Kongrenin ikinci günü olan 19 Nisan Cumartesi de Dr. Öğr. Üyesi Fatma Turan “Pozitif Psikolojide Bilişsel Esnekliğin Önemi”, Prof. Dr. Sinan Akbaba da “Eleştirel Düşüncenin Psikoterapi Yaklaşımlarındaki Yeri” konulu konferans verecek. Ayrıca “Pozitif Psikoloji” başlıklı panel de düzenlenecek. Moderatörlüğünü Dr. Öğr. Üyesi Kerem Çetinkaya’nın yapacağı panelde, Çetinkaya “Pozitif Benliklerle Yolculuk”, Dr. Eren Murat Dinçer “Problem Hikayelerinin Ötesi”, Uzm. Klinik Psikolog Ahmet Kara “Travma Sonrası Gelişim” başlıklı konuşma yapacak.

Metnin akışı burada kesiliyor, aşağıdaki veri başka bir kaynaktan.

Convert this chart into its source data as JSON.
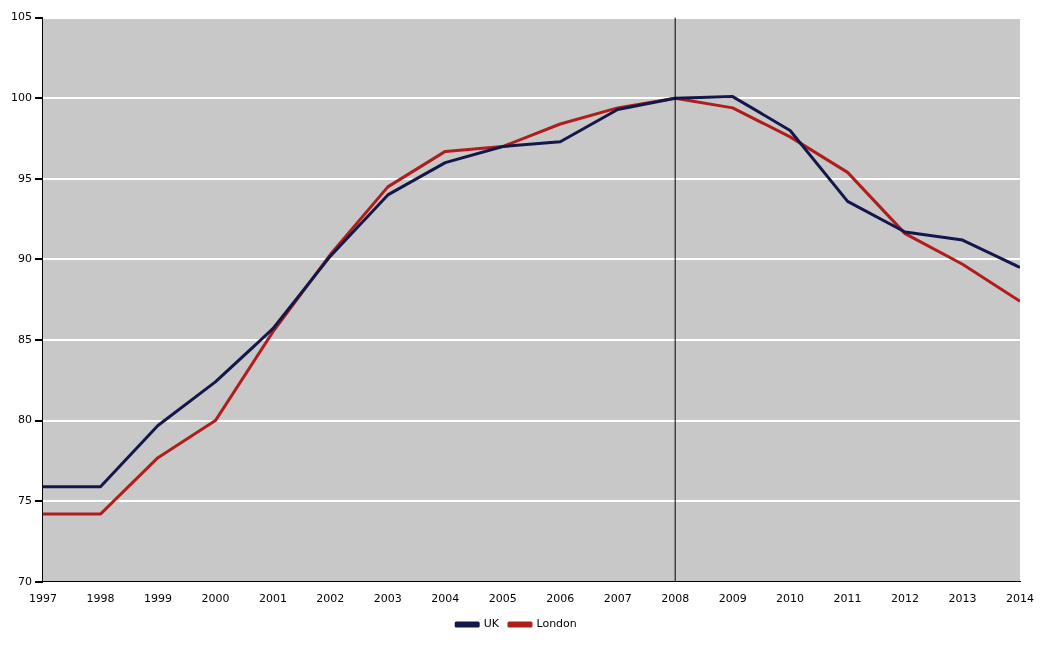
{
  "chart_data": {
    "type": "line",
    "x": [
      1997,
      1998,
      1999,
      2000,
      2001,
      2002,
      2003,
      2004,
      2005,
      2006,
      2007,
      2008,
      2009,
      2010,
      2011,
      2012,
      2013,
      2014
    ],
    "series": [
      {
        "name": "UK",
        "color": "#14174a",
        "values": [
          75.9,
          75.9,
          79.7,
          82.4,
          85.7,
          90.2,
          94.0,
          96.0,
          97.0,
          97.3,
          99.3,
          100,
          100.1,
          98.0,
          93.6,
          91.7,
          91.2,
          89.5
        ]
      },
      {
        "name": "London",
        "color": "#b01d1d",
        "values": [
          74.2,
          74.2,
          77.7,
          80.0,
          85.5,
          90.3,
          94.5,
          96.7,
          97.0,
          98.4,
          99.4,
          100,
          99.4,
          97.6,
          95.4,
          91.6,
          89.7,
          87.4
        ]
      }
    ],
    "xlim": [
      1997,
      2014
    ],
    "xticks": [
      1997,
      1998,
      1999,
      2000,
      2001,
      2002,
      2003,
      2004,
      2005,
      2006,
      2007,
      2008,
      2009,
      2010,
      2011,
      2012,
      2013,
      2014
    ],
    "ylim": [
      70,
      105
    ],
    "yticks": [
      70,
      75,
      80,
      85,
      90,
      95,
      100,
      105
    ],
    "ref_lines": [
      {
        "axis": "x",
        "value": 2008,
        "color": "#000000"
      }
    ],
    "grid": "y",
    "legend": "bottom",
    "marker": "none",
    "line_style": "solid"
  }
}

Kongrede Prof. Dr. Oğuz Tanrıdağ “Pozitif Psikolojinin Nörobilimsel Temelleri: Yeterince Kanıt Var mı?”, Prof. Dr. Sultan Tarlacı “Vagus’un Mırıltısı: İyi Oluşun Anahtarı Kulağınızda”, Dr. Öğr. Üyesi Abdurrahman Kendirci “Pozitif Psikolojide Metafor Kullanımı”, Prof. Dr. Gül Eryılmaz “İlişki Bilimi” başlıklı konferans gerçekleştirecek.
Açılış konseri ilgiyle seyredildi…
Kongre kapsamında Sanatçı Öğr. Gör. Marius Mustafa Arabacı ve Piyanist Mehrshad Hashemi’nin canlı performansı ise kongre katılımcıları tarafından ilgiyle takip edildi.